There is an insistence on a certain aspect of character with each of the models, and this was very much linked to the idea of performance. The idea of what makes a man is an ongoing dialogue both in the collections and in the alternate campaigns – here there are a few different aspects looked at all at once.

High end fashion and art are inextricably linked. In this video, Dior Homme sets a mood for the type of man – the stylish, knowing, artistic gentleman – who will wear its suits. It both represents the brand’s vision of masculinity while attracting those who understand its ethos.

Danny MacAskill at the Playboy Mansion by Red Bull

 

You’d be forgiven for not realizing this was an ad until the very last second. Unlike the previous two, Danny MacAskill at the Playboy Mansion by Red Bull does not feature the product at all. The only hints are the logo on MacAskill’s helmet – which is hard to see with all his tricks-filled cycling around the mansion’s grounds – and in the last ten seconds when the logo appears in the top right hand corner as MacAskill rides away.

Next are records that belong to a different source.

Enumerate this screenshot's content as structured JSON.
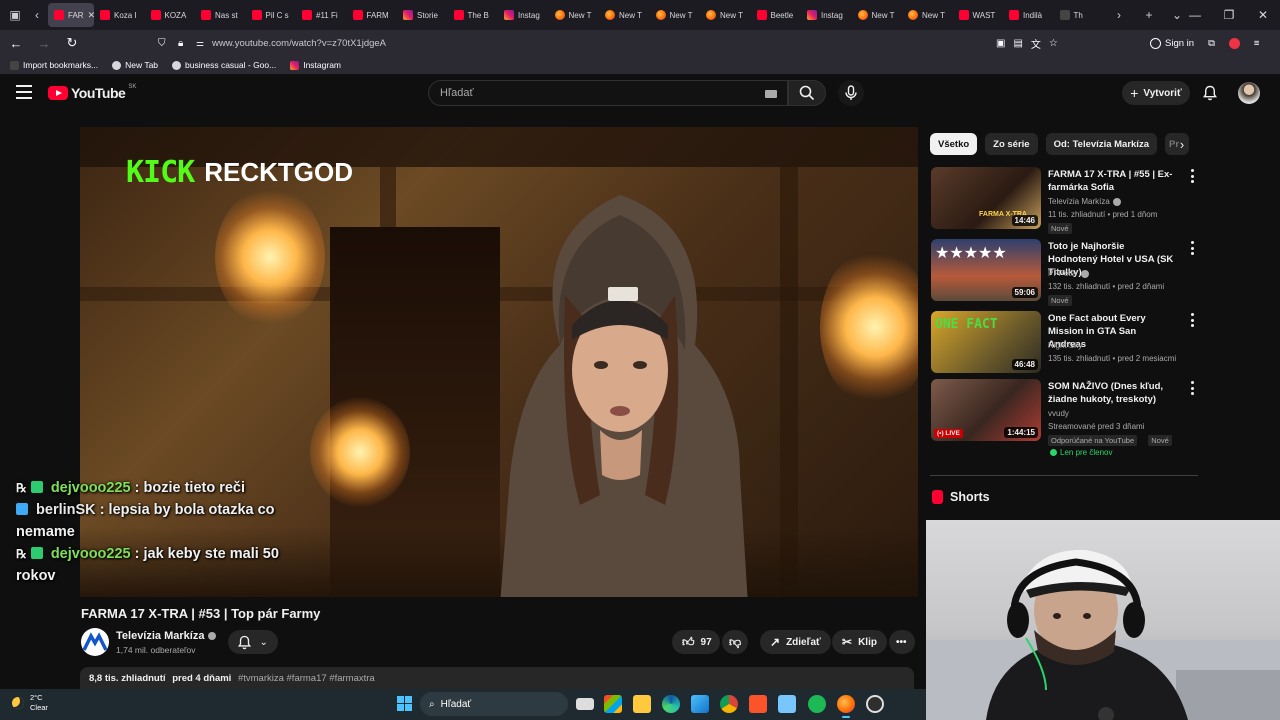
{
  "browser": {
    "tabs": [
      {
        "label": "FAR",
        "icon": "youtube",
        "active": true
      },
      {
        "label": "Koza I",
        "icon": "youtube"
      },
      {
        "label": "KOZA",
        "icon": "youtube"
      },
      {
        "label": "Nas st",
        "icon": "youtube"
      },
      {
        "label": "Pil C s",
        "icon": "youtube"
      },
      {
        "label": "#11 Fi",
        "icon": "youtube"
      },
      {
        "label": "FARM",
        "icon": "youtube"
      },
      {
        "label": "Storie",
        "icon": "instagram"
      },
      {
        "label": "The B",
        "icon": "youtube"
      },
      {
        "label": "Instag",
        "icon": "instagram"
      },
      {
        "label": "New T",
        "icon": "firefox"
      },
      {
        "label": "New T",
        "icon": "firefox"
      },
      {
        "label": "New T",
        "icon": "firefox"
      },
      {
        "label": "New T",
        "icon": "firefox"
      },
      {
        "label": "Beetle",
        "icon": "youtube"
      },
      {
        "label": "Instag",
        "icon": "instagram"
      },
      {
        "label": "New T",
        "icon": "firefox"
      },
      {
        "label": "New T",
        "icon": "firefox"
      },
      {
        "label": "WAST",
        "icon": "youtube"
      },
      {
        "label": "Indilà",
        "icon": "youtube"
      },
      {
        "label": "Th",
        "icon": "tiktok"
      }
    ],
    "url": "www.youtube.com/watch?v=z70tX1jdgeA",
    "sign_in": "Sign in",
    "bookmarks": [
      {
        "label": "Import bookmarks...",
        "icon": "import"
      },
      {
        "label": "New Tab",
        "icon": "globe"
      },
      {
        "label": "business casual - Goo...",
        "icon": "google"
      },
      {
        "label": "Instagram",
        "icon": "instagram"
      }
    ]
  },
  "youtube": {
    "logo_text": "YouTube",
    "region": "SK",
    "search_placeholder": "Hľadať",
    "create_label": "Vytvoriť"
  },
  "video": {
    "overlay_logo": "KICK",
    "overlay_name": "RECKTGOD",
    "chat": [
      {
        "user": "dejvooo225",
        "text": ": bozie tieto reči"
      },
      {
        "user": "berlinSK",
        "text": ": lepsia by bola otazka co nemame"
      },
      {
        "user": "dejvooo225",
        "text": ": jak keby ste mali 50 rokov"
      }
    ],
    "title": "FARMA 17 X-TRA | #53 | Top pár Farmy",
    "channel": "Televízia Markíza",
    "subscribers": "1,74 mil. odberateľov",
    "likes": "97",
    "share_label": "Zdieľať",
    "clip_label": "Klip",
    "views": "8,8 tis. zhliadnutí",
    "age": "pred 4 dňami",
    "hashtags": "#tvmarkiza #farma17 #farmaxtra"
  },
  "sidebar": {
    "chips": [
      "Všetko",
      "Zo série",
      "Od: Televízia Markíza",
      "Pr"
    ],
    "recommendations": [
      {
        "title": "FARMA 17 X-TRA | #55 | Ex-farmárka Sofia",
        "channel": "Televízia Markíza",
        "verified": true,
        "meta": "11 tis. zhliadnutí • pred 1 dňom",
        "badges": [
          "Nové"
        ],
        "duration": "14:46",
        "thumb_text": "FARMA X-TRA"
      },
      {
        "title": "Toto je Najhoršie Hodnotený Hotel v USA (SK Titulky)",
        "channel": "PPPeter",
        "verified": true,
        "meta": "132 tis. zhliadnutí • pred 2 dňami",
        "badges": [
          "Nové"
        ],
        "duration": "59:06"
      },
      {
        "title": "One Fact about Every Mission in GTA San Andreas",
        "channel": "Night Sky",
        "verified": false,
        "meta": "135 tis. zhliadnutí • pred 2 mesiacmi",
        "badges": [],
        "duration": "46:48",
        "thumb_text": "ONE FACT"
      },
      {
        "title": "SOM NAŽIVO (Dnes kľud, žiadne hukoty, treskoty)",
        "channel": "vvudy",
        "verified": false,
        "meta": "Streamované pred 3 dňami",
        "badges": [
          "Odporúčané na YouTube",
          "Nové"
        ],
        "members_label": "Len pre členov",
        "duration": "1:44:15",
        "live_label": "(•) LIVE"
      }
    ],
    "shorts_label": "Shorts"
  },
  "taskbar": {
    "temperature": "2°C",
    "condition": "Clear",
    "search_label": "Hľadať"
  },
  "colors": {
    "youtube_red": "#ff0033",
    "kick_green": "#53fc18",
    "chat_name_green": "#7ee05a",
    "windows_accent": "#4cc2ff"
  }
}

MacAskill has a YouTube following in his own right – he has over 100 million views across his YouTube portfolio according to Adweek. A deft sportsman performing the tricks his fans love surrounded by Playboy bunnies may seem like the makings of the perfect on-brand viral video for Red Bull, but it has also run into its fair share of controversy for its lack of ‘actual tricks’ coupled with blatant objectification of women in the video. Red Bull straddled the line, hoping the old ad adage ‘sex sells’ would win out, but perhaps this time they failed.

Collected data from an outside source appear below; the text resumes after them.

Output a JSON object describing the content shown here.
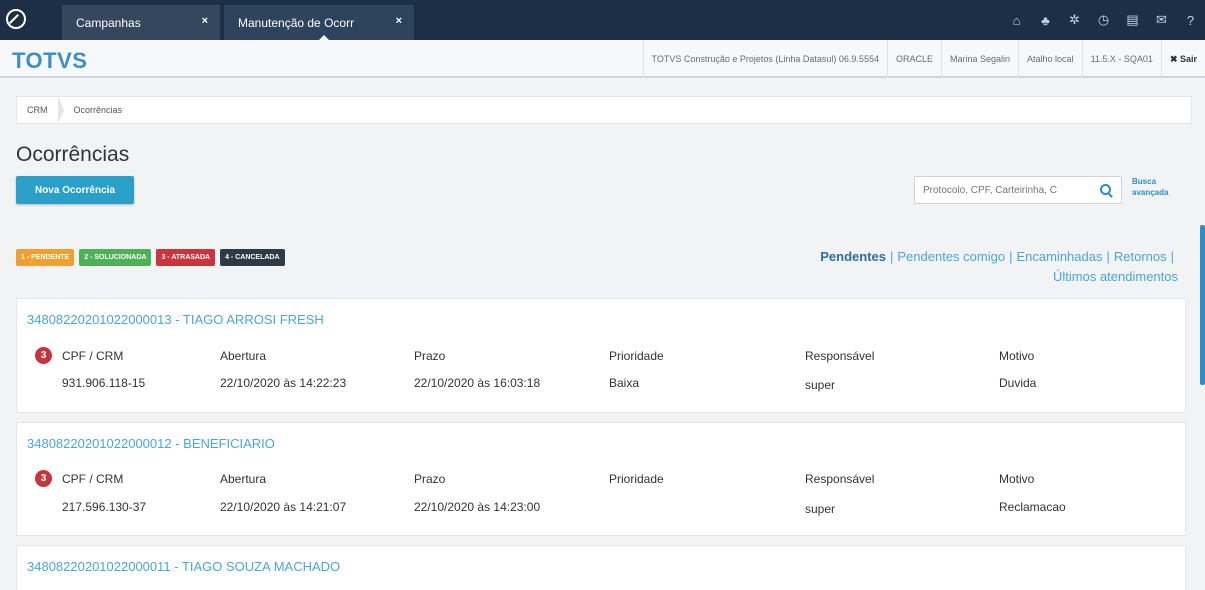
{
  "tabs": [
    {
      "label": "Campanhas",
      "close": "×"
    },
    {
      "label": "Manutenção de Ocorr",
      "close": "×"
    }
  ],
  "topbar_icons": [
    "home-icon",
    "sitemap-icon",
    "gear-icon",
    "clock-icon",
    "document-icon",
    "mail-icon",
    "help-icon"
  ],
  "header": {
    "brand": "TOTVS",
    "company": "TOTVS Construção e Projetos (Linha Datasul) 06.9.5554",
    "database": "ORACLE",
    "user": "Marina Segalin",
    "shortcut": "Atalho local",
    "version": "11.5.X - SQA01",
    "exit": "✖ Sair"
  },
  "breadcrumb": [
    "CRM",
    "Ocorrências"
  ],
  "page_title": "Ocorrências",
  "new_button": "Nova Ocorrência",
  "search": {
    "placeholder": "Protocolo, CPF, Carteirinha, C"
  },
  "advanced_search": "Busca avançada",
  "legend": [
    {
      "label": "1 - PENDENTE",
      "color": "#f0a030"
    },
    {
      "label": "2 - SOLUCIONADA",
      "color": "#4fb157"
    },
    {
      "label": "3 - ATRASADA",
      "color": "#c8353c"
    },
    {
      "label": "4 - CANCELADA",
      "color": "#2e3a45"
    }
  ],
  "filters": {
    "active": "Pendentes",
    "items": [
      "Pendentes comigo",
      "Encaminhadas",
      "Retornos"
    ],
    "last": "Últimos atendimentos"
  },
  "columns": [
    "CPF / CRM",
    "Abertura",
    "Prazo",
    "Prioridade",
    "Responsável",
    "Motivo"
  ],
  "records": [
    {
      "title": "34808220201022000013 - TIAGO ARROSI FRESH",
      "status": "3",
      "values": [
        "931.906.118-15",
        "22/10/2020 às 14:22:23",
        "22/10/2020 às 16:03:18",
        "Baixa",
        "super",
        "Duvida"
      ]
    },
    {
      "title": "34808220201022000012 - BENEFICIARIO",
      "status": "3",
      "values": [
        "217.596.130-37",
        "22/10/2020 às 14:21:07",
        "22/10/2020 às 14:23:00",
        "",
        "super",
        "Reclamacao"
      ]
    },
    {
      "title": "34808220201022000011 - TIAGO SOUZA MACHADO"
    }
  ]
}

Jump! by Jameson Irish Whiskey First Shot

Jump! stands out from the pack as the only one that is actually a short film and not an advertisement as such. The film, by Jessica Valentine, was one of the three winners of Jameson Irish Whiskey’s annual First Shot competition in partnership with Kevin Spacey’s Trigger Street Productions. Each year three unknown writers or directors are given their ‘first shot’ at the film industry, by getting their work produced by Trigger Street Productions with the promise of an A-list actor to star.

In Jump! Uma Thurman plays Wendy, a young woman who thinks she can fly and is under 48 hour observation at a psychiatric facility. There she meets Jack, and the rest is a touching story of how the two help each other.

This is an example of a brand using short films as a means of thought leadership and patronage. Like the great cultural patrons of the Renaissance, the Medici family, many brands nowadays hope to align themselves with the arts, fostering and promoting independent creativity not for advertising, but for arts sake. Jameson’s First Shot is not about the product, it is about supporting a cultural medium that is becoming harder and harder to access. As such, through these films, Jameson can then reach people beyond their usual brand demographic.

While the term branded content can leave people feeling manipulated or cynical about advertising today, there are some iterations that are truly pushing the boundaries of what it is to be a great storyteller. Like Jameson, that can be to bring otherwise unheard stories to the masses, or Dior Homme creating thought provoking art pieces. Of the latest examples, Red Bull stands out for its failure to comprehend the true possibilities of bringing together famous faces, short films and brands.